Opinion

No more Gentleman's Waiting Room

Friday, February 6, 2004

Snow was on the minds of plainsmen during late December 1902. Fifty passengers on the Burlington running from Denver to Deadwood were buried under 10 feet of snow for 20 hours. The train was completely hidden. It took 10 hours for 50 men from Sidney, Nebraska, about 15 miles away from the trapped train to dig them out.

Snow was beginning to bring thoughts of skiing to these children of the pioneers also. It was a relatively new sport to the United States. An article in the Dec. 26, 1902, McCook Tribune said because of, "the small expense and informal nature of the sport" that skiing was just right for Americans. A pair of skis and a pole cost about a dollar-and-a-half and the runners were from 6 to 7 feet long.

The Burlington railroad was filling its ice-houses in McCook and elsewhere on the division with ice from the Cambridge lake. The ice was 10-12 inches thick and "of a fine quality."

Ice at McCook being put up by Walsh and Lee was about 10 inches thick, clear and solid.

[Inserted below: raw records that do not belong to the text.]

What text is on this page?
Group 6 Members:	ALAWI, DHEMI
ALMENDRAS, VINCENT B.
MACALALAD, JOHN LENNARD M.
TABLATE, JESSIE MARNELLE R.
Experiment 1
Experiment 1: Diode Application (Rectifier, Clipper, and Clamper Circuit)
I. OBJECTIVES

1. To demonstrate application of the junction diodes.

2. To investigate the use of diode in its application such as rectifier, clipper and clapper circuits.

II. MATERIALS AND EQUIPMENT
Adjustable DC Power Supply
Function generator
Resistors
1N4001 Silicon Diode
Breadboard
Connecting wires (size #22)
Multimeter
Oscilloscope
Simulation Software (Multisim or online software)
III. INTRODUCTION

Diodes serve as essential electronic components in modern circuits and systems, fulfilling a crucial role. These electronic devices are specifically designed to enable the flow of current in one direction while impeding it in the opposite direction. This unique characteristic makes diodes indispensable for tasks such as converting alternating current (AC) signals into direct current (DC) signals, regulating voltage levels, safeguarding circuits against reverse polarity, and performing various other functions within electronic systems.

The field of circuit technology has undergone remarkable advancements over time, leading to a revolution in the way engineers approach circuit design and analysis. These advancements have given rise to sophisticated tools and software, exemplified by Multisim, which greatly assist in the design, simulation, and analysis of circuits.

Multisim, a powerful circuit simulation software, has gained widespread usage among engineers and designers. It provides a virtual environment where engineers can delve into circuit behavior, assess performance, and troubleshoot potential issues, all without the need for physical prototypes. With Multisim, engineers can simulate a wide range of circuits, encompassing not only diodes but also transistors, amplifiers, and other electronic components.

A business I had never run into, The Hadell Mercantile Co. placed an ad in the Dec. 26, 1902, McCook Tribune that they were closing out by Jan. 2, 1903. However, I found in the Jan. 16 issue a notice of a "pillow show" that the firm was holding on Jan. 20 from 2 to 9 o'clock. They were to have 300 sofa pillows on exhibition in their storeroom. The really interesting part is that they were charging 25-cent admission and were serving refreshments. The ad did say, "Something entirely new." I'll say.

Well, later, on Jan. 23, I read that the ladies of the Methodist Aid society had been sponsoring the pillow exhibition and made about $50-60 that day. Between 300-400 "handsome and valuable" pillows were on display and the ladies could vote for their favorite. Mrs. F.M. Kimmell got first with 46 votes and Mrs. Louis Suess got second with 20 votes. The ladies thanked M.U. Clyde for his generous use of his storeroom.

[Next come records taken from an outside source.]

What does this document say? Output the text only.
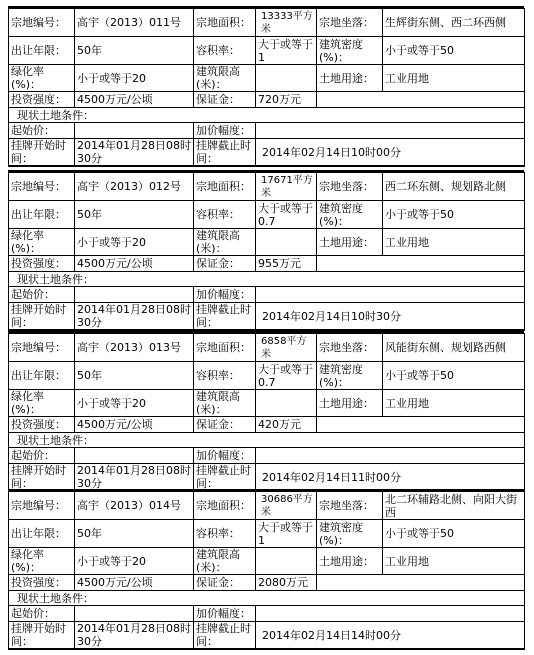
宗地编号：	高宇（2013）011号	宗地面积：	13333平方米	宗地坐落：	生辉街东侧、西二环西侧
出让年限：	50年	容积率：	大于或等于1	建筑密度(%)：	小于或等于50
绿化率(%)：	小于或等于20	建筑限高(米)：		土地用途：	工业用地
投资强度：	4500万元/公顷	保证金：	720万元		
现状土地条件：					
起始价：		加价幅度：			
挂牌开始时间：	2014年01月28日08时30分	挂牌截止时间：	2014年02月14日10时00分		
宗地编号：	高宇（2013）012号	宗地面积：	17671平方米	宗地坐落：	西二环东侧、规划路北侧
出让年限：	50年	容积率：	大于或等于0.7	建筑密度(%)：	小于或等于50
绿化率(%)：	小于或等于20	建筑限高(米)：		土地用途：	工业用地
投资强度：	4500万元/公顷	保证金：	955万元		
现状土地条件：					
起始价：		加价幅度：			
挂牌开始时间：	2014年01月28日08时30分	挂牌截止时间：	2014年02月14日10时30分		
宗地编号：	高宇（2013）013号	宗地面积：	6858平方米	宗地坐落：	风能街东侧、规划路西侧
出让年限：	50年	容积率：	大于或等于0.7	建筑密度(%)：	小于或等于50
绿化率(%)：	小于或等于20	建筑限高(米)：		土地用途：	工业用地
投资强度：	4500万元/公顷	保证金：	420万元		
现状土地条件：					
起始价：		加价幅度：			
挂牌开始时间：	2014年01月28日08时30分	挂牌截止时间：	2014年02月14日11时00分		
宗地编号：	高宇（2013）014号	宗地面积：	30686平方米	宗地坐落：	北二环辅路北侧、向阳大街西
出让年限：	50年	容积率：	大于或等于1	建筑密度(%)：	小于或等于50
绿化率(%)：	小于或等于20	建筑限高(米)：		土地用途：	工业用地
投资强度：	4500万元/公顷	保证金：	2080万元		
现状土地条件：					
起始价：		加价幅度：			
挂牌开始时间：	2014年01月28日08时30分	挂牌截止时间：	2014年02月14日14时00分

Wow, our soap operas today are a lot more graphic than the following account of the activities of a princess, but leaving all the details to your own imagination is just fine with me. The crown princess of Saxony, an Austrian archduchess disappeared from Dresden, supposedly as a result of a love affair with an American dentist.

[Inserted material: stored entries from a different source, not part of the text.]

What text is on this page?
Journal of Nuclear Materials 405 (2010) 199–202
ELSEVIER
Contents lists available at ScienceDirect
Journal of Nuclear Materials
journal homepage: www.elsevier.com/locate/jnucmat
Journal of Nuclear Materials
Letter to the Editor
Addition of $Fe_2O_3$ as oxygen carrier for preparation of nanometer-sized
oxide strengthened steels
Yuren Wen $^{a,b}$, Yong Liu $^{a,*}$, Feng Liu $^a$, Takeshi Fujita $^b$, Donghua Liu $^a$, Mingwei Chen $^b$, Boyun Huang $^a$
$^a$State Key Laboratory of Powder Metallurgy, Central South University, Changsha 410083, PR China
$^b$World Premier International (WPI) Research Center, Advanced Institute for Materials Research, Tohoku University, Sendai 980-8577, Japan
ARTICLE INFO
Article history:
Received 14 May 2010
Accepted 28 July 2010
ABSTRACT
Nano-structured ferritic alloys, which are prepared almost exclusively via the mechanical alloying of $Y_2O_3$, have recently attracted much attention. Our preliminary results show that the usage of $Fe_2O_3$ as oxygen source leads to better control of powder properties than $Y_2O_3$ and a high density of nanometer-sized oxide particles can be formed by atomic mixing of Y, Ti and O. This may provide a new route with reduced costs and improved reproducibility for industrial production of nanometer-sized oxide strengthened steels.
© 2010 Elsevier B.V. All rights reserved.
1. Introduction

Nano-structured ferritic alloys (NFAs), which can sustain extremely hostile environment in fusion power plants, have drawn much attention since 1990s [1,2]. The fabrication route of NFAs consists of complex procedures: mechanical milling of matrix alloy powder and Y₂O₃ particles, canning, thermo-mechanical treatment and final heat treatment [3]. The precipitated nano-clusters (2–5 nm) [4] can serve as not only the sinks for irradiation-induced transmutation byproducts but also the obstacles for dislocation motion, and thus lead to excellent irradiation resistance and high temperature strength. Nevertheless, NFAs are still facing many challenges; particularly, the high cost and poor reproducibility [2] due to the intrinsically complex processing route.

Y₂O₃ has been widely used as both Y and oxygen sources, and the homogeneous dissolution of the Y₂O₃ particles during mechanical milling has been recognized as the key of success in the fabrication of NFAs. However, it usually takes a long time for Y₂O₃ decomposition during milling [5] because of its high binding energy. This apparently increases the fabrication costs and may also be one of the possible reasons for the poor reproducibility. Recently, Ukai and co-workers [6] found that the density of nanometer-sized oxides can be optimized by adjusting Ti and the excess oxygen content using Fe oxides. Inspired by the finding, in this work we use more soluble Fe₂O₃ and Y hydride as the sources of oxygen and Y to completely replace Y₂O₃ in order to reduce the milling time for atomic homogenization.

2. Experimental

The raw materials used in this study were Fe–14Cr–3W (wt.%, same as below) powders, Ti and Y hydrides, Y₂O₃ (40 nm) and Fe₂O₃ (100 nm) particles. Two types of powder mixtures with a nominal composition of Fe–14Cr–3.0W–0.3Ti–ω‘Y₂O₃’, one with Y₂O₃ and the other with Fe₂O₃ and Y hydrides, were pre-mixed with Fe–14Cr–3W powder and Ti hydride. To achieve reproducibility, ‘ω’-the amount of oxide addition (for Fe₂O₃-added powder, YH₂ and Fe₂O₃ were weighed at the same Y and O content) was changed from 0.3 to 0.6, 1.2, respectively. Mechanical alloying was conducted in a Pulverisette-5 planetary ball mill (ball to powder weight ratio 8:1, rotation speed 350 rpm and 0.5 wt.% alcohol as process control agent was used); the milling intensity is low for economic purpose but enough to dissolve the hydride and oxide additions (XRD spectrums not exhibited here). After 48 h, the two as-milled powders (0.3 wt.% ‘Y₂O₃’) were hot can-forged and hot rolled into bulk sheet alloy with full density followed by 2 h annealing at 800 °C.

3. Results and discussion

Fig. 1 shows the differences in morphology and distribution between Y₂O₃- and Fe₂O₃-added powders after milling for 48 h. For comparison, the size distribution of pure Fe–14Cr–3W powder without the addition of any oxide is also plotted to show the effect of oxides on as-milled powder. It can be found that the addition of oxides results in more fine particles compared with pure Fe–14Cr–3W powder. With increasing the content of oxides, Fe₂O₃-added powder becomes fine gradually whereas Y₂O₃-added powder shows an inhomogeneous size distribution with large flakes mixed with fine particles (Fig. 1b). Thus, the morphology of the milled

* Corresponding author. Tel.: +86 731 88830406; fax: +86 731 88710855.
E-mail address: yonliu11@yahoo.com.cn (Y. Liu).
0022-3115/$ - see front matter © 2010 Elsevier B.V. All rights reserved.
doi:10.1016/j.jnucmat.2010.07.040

"Her parents, who have three young daughters still unmarried, disowned her and drove her from the castle." One of her four brothers took her side and accompanied the crown princess. She had a husband (who was having affairs of his own) and children in Dresden that she left. The princess had threatened to leave several times before because of her husband's affairs but her father, the grand duke of Tuscany always insisted that she forgive her husband. They finally called her mentally deranged and left it at that.

In the January 23, 1903 Tribune, right above the account of H.C. Clapp's King Pedro card-party was the following item: "Dr. Lewis Schlessinger of Chattanooga, Tenn., who practiced the most ancient cult-spiritualism-among us recently, has been startling the citizens of Holbrook, since, with his great skill and marvelous knowledge. He is due at McFadden's Pasture or Beaver City, next." Now, not everybody passing through got to entertain at McFadden's Pasture. Maybe it was the Bieroc Café of its day!

There was an article showing the complete text of the messages sent by way of the Marconi trans-Atlantic wireless telegraphy between Cape Cod and Cornwell, England. The messages were between President Theodore Roosevelt and His Majesty King Edward. Isn't it amazing that big leap in technology was just a little over a hundred years ago? It's hard to imagine what the next ten years will bring in "wireless technology."

In St. Louis at that same time there was also an operation in which doctors closed a gunshot wound made to the heart of a 19 year old boy. With three stitches, made "between pulsations" the wound was closed and the patient lived. This is 1903! Of course, remember ... Dr. B.B. Davis did brain surgery here in McCook in 1890 so ...

The gentlemen's waiting room at the old wooden depot in McCook was no more after February of 1903. The room was divided east and west and when completed was to be used as a ticket and express office combined. "There will be no separate room for men hereafter." The ticket box that was being used at that time was to be removed and there would be a man in the new ticket/express office at all times ... a real convenience to the public.